Connie, qui regardait l'écran plat fixé au mur depuis son lit, aurait été choquée d'apprendre que la plupart de ses parents et amis la considéraient comme une inquiète invétérée. Elle faisait tout ce qu'elle pouvait pour ne pas l'être, mais ses parents, déjà, étaient des angoissés, qui n'avaient jamais réussi à savourer quoi que ce soit, perpétuellement dans l'attente de ce qui leur tomberait dessus, pour leur malheur, bien sûr.
Aux yeux de ses parents, enfants de la Grande Dépression, Dieu les avait dans le nez, et il guettait la moindre bribe de bonheur pour aussitôt l'anéantir avec une bonne vieille dose de malchance.
Elle s'était promis de ne pas vivre de cette manière et, au début, y était parvenue ; mais avec l'arrivée des enfants, ce défaut avait ressurgi comme des tréfonds de son ADN.
Qu'y avait-il à craindre, d'ailleurs, dans cette maison de brique confortable et solide, ce refuge dans la tempête que chantait Bob Dylan ? En plein milieu du quartier historique Frank Lloyd Wright, leur maison aux allures de ranch n'avait peut-être pas été imaginée par le célèbre architecte, mais elle ne déparait pas parmi les demeures de style Prairie signées par Wright et ses disciples.
Elle était posée de biais sur la parcelle longeant Linden Avenue et le salon était percé d'une vaste baie vitrée qui donnait sur l'extrémité ouest de la rue.
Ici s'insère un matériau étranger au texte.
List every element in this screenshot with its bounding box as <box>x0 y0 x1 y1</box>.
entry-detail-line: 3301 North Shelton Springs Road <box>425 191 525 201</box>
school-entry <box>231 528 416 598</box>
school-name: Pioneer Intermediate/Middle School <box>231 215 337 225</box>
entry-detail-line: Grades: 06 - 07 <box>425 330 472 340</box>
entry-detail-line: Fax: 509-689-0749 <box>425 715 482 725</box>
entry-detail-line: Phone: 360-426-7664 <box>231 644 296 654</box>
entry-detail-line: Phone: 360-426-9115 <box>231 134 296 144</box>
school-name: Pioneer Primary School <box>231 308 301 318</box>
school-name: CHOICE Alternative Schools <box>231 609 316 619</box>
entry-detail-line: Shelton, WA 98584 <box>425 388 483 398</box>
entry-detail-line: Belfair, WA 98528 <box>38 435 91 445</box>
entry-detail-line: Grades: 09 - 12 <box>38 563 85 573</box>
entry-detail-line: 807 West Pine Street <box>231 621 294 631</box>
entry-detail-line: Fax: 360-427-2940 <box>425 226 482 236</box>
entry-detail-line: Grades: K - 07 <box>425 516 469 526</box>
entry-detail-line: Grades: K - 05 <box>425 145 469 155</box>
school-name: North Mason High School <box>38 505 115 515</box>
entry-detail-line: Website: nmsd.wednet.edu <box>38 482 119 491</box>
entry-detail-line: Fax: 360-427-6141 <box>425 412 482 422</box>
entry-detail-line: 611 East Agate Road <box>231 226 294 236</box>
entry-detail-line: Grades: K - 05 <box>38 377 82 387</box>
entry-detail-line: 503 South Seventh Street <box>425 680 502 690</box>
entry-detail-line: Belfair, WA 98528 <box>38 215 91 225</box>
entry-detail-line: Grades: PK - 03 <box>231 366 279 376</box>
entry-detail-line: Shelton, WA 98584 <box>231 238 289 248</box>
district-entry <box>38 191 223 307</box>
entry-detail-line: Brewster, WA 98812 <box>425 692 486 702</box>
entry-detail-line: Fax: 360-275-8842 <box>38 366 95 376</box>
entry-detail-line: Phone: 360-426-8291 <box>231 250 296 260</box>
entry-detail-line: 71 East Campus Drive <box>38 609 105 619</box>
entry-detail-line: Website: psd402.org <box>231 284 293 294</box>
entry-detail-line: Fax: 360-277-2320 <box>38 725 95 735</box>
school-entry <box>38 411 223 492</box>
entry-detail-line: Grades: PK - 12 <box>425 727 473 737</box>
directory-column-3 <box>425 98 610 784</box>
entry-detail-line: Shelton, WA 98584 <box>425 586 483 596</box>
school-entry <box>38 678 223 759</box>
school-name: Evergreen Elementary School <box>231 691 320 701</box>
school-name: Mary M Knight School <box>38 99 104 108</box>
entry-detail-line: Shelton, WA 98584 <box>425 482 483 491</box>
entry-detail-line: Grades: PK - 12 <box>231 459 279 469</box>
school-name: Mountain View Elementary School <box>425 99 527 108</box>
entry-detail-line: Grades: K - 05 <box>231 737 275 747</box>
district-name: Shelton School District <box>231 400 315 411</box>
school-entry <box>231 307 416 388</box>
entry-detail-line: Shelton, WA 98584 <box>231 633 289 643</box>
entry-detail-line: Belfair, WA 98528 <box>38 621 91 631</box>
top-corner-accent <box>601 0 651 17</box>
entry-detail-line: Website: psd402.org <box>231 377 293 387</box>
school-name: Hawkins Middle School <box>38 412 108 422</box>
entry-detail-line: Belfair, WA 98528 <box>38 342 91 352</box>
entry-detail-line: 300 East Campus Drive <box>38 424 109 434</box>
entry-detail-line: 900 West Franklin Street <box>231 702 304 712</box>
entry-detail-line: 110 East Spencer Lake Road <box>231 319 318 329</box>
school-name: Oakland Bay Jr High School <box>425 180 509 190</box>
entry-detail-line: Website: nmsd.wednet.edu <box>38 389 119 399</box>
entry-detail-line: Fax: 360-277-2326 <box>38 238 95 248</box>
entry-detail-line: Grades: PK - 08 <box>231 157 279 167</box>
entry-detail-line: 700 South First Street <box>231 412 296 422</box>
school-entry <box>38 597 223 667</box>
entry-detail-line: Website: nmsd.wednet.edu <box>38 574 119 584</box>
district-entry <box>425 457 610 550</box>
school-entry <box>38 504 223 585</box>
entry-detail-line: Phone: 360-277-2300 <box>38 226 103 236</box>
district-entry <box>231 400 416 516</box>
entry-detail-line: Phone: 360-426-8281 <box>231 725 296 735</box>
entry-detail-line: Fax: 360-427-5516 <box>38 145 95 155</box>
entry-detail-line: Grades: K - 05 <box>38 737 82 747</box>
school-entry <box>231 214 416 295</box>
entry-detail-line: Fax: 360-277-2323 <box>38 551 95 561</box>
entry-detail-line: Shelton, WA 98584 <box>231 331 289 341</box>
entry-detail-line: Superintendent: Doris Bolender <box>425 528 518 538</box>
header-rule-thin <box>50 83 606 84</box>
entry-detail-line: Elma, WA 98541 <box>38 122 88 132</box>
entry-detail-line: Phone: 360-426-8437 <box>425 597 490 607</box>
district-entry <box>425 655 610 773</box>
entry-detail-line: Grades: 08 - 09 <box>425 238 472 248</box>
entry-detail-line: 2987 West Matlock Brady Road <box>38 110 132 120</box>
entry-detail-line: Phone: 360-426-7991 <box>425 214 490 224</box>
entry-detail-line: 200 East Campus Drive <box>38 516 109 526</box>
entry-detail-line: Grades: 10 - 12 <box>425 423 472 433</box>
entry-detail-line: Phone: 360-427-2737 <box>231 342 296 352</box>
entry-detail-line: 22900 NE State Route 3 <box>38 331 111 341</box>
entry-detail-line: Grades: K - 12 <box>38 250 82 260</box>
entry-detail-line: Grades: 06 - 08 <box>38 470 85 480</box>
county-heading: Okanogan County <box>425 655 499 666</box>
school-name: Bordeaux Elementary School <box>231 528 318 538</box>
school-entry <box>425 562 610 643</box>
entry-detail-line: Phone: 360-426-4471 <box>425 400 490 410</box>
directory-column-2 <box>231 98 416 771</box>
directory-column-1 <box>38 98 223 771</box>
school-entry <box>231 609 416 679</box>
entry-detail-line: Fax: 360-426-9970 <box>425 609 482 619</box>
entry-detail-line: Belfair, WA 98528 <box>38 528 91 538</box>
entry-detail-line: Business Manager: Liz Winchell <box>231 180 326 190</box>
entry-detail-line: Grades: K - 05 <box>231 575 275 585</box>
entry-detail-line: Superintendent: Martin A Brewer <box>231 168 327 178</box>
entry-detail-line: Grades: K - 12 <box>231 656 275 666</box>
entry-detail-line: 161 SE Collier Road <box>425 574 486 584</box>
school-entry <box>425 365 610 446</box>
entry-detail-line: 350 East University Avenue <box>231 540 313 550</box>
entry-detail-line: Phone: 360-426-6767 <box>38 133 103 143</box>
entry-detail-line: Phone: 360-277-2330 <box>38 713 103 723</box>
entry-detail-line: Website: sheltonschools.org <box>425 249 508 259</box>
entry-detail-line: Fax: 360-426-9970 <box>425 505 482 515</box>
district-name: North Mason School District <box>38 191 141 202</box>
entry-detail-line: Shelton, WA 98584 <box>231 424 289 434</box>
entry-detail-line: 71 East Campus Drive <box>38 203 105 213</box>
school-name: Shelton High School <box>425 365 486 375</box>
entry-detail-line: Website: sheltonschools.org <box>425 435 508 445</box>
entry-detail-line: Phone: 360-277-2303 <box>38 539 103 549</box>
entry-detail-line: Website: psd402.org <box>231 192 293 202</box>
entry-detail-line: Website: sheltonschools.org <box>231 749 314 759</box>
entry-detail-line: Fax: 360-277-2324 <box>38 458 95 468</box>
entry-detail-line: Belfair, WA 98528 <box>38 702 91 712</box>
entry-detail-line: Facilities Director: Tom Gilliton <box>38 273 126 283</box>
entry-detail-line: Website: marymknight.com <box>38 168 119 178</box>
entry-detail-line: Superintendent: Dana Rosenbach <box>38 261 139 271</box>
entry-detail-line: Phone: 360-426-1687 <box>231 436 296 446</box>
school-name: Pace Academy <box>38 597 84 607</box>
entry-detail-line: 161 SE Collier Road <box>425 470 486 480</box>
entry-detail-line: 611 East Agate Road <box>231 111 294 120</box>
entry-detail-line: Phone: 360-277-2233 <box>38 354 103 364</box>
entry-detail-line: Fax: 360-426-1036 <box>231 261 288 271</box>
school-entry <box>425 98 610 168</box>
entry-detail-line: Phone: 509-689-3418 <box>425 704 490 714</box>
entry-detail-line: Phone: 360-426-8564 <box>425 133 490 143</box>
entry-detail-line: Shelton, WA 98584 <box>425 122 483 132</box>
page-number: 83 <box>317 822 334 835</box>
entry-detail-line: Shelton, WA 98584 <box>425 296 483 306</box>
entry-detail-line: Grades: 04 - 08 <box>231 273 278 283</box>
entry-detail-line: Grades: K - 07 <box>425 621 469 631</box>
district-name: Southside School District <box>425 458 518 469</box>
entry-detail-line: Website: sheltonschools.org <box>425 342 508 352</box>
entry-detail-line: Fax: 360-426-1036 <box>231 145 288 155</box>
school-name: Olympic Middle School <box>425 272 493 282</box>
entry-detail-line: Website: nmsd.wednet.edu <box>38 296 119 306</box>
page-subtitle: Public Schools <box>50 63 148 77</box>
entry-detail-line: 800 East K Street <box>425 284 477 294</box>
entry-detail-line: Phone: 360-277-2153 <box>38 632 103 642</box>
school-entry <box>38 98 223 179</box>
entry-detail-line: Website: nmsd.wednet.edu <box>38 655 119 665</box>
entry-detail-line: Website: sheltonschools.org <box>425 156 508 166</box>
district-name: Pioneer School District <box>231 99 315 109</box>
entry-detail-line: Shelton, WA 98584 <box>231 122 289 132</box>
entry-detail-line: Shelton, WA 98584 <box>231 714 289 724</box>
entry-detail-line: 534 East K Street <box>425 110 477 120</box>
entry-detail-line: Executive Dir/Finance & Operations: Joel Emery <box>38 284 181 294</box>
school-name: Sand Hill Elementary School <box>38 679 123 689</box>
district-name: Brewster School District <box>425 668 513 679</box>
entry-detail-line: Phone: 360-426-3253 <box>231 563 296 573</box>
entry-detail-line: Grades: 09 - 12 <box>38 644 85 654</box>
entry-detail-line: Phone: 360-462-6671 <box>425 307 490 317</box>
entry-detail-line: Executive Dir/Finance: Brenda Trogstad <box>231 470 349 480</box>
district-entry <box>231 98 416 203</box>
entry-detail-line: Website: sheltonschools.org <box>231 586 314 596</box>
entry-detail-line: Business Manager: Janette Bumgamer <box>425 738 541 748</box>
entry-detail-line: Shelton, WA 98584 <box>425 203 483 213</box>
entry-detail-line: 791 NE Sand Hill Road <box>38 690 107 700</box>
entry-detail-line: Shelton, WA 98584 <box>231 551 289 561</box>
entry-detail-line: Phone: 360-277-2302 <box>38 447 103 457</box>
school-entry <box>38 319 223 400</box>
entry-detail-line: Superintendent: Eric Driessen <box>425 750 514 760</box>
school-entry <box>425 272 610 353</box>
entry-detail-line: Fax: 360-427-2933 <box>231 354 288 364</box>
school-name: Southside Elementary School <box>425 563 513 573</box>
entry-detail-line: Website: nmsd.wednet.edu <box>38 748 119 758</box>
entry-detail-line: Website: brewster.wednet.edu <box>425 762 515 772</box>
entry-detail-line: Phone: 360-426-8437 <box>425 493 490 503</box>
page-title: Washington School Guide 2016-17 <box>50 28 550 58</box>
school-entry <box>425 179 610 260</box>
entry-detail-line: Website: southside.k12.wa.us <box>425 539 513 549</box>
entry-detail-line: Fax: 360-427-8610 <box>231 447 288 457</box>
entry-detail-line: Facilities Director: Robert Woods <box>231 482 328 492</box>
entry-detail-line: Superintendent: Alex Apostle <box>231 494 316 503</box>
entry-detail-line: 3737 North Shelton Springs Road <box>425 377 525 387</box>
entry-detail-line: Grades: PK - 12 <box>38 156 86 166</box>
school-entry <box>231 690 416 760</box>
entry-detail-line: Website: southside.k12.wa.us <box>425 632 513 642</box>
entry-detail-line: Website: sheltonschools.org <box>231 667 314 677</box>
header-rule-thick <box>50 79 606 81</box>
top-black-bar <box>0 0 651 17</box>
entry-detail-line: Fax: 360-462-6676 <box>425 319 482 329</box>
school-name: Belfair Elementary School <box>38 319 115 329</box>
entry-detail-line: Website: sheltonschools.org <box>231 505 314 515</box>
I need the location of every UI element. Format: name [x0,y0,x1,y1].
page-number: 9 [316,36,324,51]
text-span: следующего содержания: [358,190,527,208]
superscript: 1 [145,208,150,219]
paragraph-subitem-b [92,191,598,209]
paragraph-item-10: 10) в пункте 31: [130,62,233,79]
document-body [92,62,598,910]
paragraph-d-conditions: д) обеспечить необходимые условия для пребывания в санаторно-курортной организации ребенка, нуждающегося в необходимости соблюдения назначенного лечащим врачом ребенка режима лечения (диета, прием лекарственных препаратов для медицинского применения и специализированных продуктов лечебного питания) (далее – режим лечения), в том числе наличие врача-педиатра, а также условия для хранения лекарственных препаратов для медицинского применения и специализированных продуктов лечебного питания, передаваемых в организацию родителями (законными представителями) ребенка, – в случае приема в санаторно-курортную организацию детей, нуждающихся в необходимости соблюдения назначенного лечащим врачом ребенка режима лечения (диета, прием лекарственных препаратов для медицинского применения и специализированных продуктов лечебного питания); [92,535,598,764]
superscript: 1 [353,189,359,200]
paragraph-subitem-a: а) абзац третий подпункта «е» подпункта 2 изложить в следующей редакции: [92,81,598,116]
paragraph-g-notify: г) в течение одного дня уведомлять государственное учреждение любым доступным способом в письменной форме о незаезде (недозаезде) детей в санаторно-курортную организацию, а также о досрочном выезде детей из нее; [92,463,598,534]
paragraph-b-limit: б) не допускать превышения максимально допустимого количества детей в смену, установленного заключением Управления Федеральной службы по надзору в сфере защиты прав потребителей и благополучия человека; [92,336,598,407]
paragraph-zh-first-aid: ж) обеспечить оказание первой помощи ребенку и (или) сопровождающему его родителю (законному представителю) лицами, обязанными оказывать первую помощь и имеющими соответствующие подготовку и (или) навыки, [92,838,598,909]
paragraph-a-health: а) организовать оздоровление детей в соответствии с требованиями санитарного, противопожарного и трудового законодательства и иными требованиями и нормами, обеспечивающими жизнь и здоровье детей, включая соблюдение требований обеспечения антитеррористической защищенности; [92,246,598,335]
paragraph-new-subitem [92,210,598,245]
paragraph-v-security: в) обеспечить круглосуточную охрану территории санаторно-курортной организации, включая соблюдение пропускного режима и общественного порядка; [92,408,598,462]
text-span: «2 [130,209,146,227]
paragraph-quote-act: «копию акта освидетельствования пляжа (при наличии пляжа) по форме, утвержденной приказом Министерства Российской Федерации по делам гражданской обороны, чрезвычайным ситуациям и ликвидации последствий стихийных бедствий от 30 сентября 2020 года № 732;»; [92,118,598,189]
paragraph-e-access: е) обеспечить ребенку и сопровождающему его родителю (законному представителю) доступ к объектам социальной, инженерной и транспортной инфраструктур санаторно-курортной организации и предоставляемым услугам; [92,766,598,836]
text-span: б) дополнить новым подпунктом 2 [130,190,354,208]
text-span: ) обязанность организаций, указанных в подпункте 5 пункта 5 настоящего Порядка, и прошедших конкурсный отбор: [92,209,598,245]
Le reste de la maison s'étendait sur un seul niveau vers l'arrière du terrain, avec une salle à manger, une cuisine, trois chambres et deux salles de bain. Au nord, un garage pour deux voitures, indépendant, si grand qu'il ressemblait davantage à une remise à carrosses, avait permis à son mari d'installer au-dessus son espace de travail, toujours fermé à clé.